Mito 2  | Grandes marcas podem justificar os altos preços dos dispositivos wearables

Conheça alguns mitos sobre a moda tecnológica stylo urbano-2O que é luxo hoje? O CEO da Dior, Sidney Toledano disse em uma recente entrevista com Maurice Levy: “O luxo ainda é produto de qualidade excepcional, e uma imagem acima de tudo. Você precisa ser capaz de se gabar da tradição da marca, experiência, excelência e serviços do mais alto nível.” Os preços elevados associados com produtos de luxo são atribuídos à herança da marca, nível de habilidade, o status aspiracional e a quantidade limitada de um produto. Infelizmente, quando se trata de produtos finais de alta tecnologia em moda, esses preços extraordinários são muito mais difíceis de justificar.

Vamos dar uma olhada no Apple Watch como exemplo. A Apple não é estranha para o setor de luxo e foi eleita a marca mais atraente para dar de presente pelos clientes de classe alta da China, superando os gigantes da moda como Gucci, Prada e Chanel. Mesmo assim, as vendas da Apple Watch caíram drasticamente desde o seu lançamento em abril, com a versão Edition do relógio é o menos popular (e o mais caro obviamente).

O fato de que ele é feito de metais preciosos, não é suficiente para justificar um preço multiplicado por dez. Avarias causadas pelo uso e da falta de um killer app também estão mantendo os consumidores com as carteiras nos bolsos, mostrando que o relógio ainda não atingiu o status de “item de moda de luxo” entre o público rico que pode pagar.

No momento, pelo menos, a tecnologia sozinha não justifica um alto preço final. A diferenciação vem quando os benefícios do produto estão acima e além do próprio produto. Um exemplo perfeito para isso é  Christophe & Co. Armill, cujo CEO Aleksandr Bernhard diz que a tecnologia é secundária para o artesanato e engenharia maravilhosa da peça.

Como um produto de tecnologia wearable, o Armill age como uma chave para acessar os eventos mais exclusivos do mundo e como um farol para se comunicar com o assistente pessoal do usuário, médico profissional ou membro da família. Quando se trata de tecnologia de moda de luxo e preço extraordinárias, a proposta da Christophe & Co mirou num público muito seletivo e rico.

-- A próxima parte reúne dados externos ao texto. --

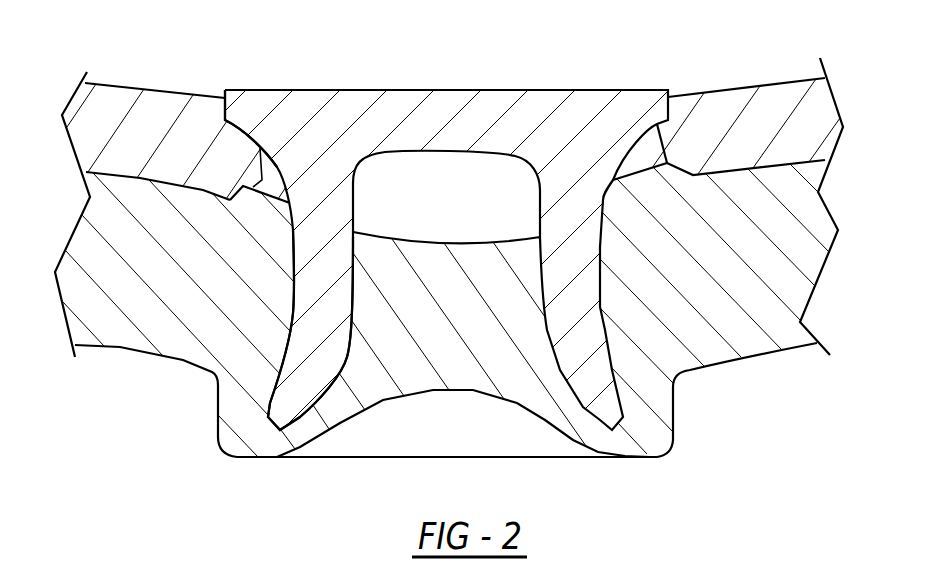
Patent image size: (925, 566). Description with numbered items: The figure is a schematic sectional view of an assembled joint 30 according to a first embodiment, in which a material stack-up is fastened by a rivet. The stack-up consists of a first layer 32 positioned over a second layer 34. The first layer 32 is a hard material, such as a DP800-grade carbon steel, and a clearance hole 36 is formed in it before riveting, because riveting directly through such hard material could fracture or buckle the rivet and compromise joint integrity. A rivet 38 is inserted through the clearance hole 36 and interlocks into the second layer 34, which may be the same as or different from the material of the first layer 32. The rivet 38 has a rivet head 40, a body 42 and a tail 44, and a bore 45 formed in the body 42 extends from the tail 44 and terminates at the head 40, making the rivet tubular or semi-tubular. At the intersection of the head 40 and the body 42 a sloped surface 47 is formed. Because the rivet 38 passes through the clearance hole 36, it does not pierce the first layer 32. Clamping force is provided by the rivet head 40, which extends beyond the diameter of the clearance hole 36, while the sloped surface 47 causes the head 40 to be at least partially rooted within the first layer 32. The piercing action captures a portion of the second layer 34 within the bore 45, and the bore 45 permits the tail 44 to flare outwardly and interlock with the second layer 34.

The joint 30 is at (143, 435).
The first layer 32 is at (742, 125).
The second layer 34 is at (712, 327).
The clearance hole 36 is at (268, 180).
The rivet 38 is at (293, 300).
The rivet head 40 is at (440, 127).
The body 42 is at (315, 330).
The tail 44 is at (603, 407).
The bore 45 is at (407, 187).
The sloped surface 47 is at (228, 122).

Mito 3  | A moda não tem espaço no mercado de tecnologia wearable
Conheça alguns mitos sobre a moda tecnológica stylo urbano-3
Tendo em mente que os setores médico, militar e empresarial são os que conduzem o maior crescimento e investimento nos wearables, as pessoas assumem que a moda não desempenha um papel importante no mercado da tecnologia wearable. No entanto, para que a tecnologia wearable ganhe o mercado de massa ela precisa ser conhecida e procurada pelos consumidores.

É aí que a moda se torna uma força fundamental para a condução dessa mudança.  Antes de ser útil, o item tecnológico que você supostamente usaria em seu pulso, em torno do seu pescoço ou em qualquer lugar de seu corpo tem para transmitir seu próprio estilo pessoal, e esta é uma parte que só a moda pode fazer de forma eficiente.